Sept entretiens avec la mort

 

 


Essai sur la créativité






PREMIERE  ENTREVUE


– Qu’est-ce que une chose ?
– Une chose est ce qui a, pour toi, un sens.

 

O ! Chers cadavres !
Abandonnés par le sens,
que vous donniez aux choses,
vous êtes libres !

O ! Ex-vivants !
Réjouissez-vous !
Vous, le combustible
de la noble machine à conscience.

Venez, venez,
allons créer le sens nouveau.


– Dis-moi, toi qui parles aux cadavres, qu’est-ce que le sens ?
– La mort ou la vie, seules, sont l’absurde. La mort « et » la vie font le sens.

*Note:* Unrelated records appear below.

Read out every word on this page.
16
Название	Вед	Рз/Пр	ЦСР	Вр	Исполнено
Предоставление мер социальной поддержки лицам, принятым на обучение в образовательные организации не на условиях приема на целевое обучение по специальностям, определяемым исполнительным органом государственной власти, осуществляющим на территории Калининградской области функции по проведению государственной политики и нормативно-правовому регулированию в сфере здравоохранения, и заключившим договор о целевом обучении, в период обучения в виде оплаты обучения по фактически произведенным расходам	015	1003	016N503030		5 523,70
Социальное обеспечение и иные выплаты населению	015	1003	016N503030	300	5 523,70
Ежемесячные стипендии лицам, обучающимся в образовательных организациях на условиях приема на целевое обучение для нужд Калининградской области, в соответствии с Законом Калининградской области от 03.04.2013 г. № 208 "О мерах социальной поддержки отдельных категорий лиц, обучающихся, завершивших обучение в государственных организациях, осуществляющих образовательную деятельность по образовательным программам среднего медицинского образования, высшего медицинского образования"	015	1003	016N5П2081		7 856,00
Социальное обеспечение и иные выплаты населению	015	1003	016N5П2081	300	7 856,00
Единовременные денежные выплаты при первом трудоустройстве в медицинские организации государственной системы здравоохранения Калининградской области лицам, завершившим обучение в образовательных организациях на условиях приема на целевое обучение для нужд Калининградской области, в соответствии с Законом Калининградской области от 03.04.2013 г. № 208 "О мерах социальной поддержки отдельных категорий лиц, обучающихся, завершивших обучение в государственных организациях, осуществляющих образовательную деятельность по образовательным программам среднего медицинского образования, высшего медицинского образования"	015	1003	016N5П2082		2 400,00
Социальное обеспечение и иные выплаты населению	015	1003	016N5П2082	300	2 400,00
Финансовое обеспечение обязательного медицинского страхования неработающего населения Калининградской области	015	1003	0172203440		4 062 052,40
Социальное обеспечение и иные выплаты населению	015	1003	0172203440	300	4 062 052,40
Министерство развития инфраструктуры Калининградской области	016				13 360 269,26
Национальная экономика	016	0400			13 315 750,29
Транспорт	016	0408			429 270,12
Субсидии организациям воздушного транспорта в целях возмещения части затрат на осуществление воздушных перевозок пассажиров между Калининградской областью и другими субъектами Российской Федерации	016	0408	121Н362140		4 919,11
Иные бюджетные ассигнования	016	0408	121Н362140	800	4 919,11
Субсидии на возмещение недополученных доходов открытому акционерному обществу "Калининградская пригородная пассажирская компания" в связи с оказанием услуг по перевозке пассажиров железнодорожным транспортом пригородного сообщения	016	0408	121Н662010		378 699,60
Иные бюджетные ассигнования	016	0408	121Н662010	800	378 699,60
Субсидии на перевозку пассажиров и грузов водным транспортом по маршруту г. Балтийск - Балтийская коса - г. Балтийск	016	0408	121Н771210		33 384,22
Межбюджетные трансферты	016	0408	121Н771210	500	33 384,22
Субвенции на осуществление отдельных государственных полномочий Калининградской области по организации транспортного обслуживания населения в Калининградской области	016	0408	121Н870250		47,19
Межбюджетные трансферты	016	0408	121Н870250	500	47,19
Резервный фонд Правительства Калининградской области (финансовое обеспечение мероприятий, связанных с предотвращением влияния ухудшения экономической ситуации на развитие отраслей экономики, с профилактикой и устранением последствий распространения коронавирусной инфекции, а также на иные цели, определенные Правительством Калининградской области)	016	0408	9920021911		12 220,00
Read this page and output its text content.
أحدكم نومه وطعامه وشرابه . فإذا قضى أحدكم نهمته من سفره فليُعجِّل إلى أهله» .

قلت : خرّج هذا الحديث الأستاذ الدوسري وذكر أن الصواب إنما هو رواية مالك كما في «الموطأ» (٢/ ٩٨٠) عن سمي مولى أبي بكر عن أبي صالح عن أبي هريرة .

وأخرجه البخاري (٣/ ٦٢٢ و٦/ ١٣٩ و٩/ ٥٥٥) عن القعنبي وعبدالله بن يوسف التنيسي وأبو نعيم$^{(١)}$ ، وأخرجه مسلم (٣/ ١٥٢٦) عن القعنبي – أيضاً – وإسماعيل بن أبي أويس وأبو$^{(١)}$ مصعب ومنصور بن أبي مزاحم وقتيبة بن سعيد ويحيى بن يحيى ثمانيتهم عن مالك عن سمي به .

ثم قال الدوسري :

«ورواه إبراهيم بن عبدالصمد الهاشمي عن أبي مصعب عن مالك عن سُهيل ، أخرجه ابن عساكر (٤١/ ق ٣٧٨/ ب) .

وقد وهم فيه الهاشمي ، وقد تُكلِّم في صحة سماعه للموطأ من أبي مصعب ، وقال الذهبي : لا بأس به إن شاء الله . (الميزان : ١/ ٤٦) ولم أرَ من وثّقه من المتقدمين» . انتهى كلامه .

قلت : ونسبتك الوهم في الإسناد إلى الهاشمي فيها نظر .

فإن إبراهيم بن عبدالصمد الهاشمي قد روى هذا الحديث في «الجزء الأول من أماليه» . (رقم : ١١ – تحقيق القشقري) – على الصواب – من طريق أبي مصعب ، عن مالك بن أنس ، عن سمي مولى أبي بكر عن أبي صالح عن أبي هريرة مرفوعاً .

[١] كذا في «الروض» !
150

– Vérité pour vérité. Moi, j’ai dans la tête deux cerveaux. Un gauche, qui fait l’analyse et un droit, qui fait la synthèse de ce que le gauche a analysé. 
– Et le gauche, qu’analyse-t-il ?
– Le résultat de la synthèse du droit, bien sûr.
– Si cela est vrai, ton génie binaire doit être capable d’attaquer toute absurdité imaginable.
– Que veux-tu, je suis condamné à savoir. Ecoute encore ceci : 

«analyse la chose et quand elle est détruite, refais-la, comme elle était».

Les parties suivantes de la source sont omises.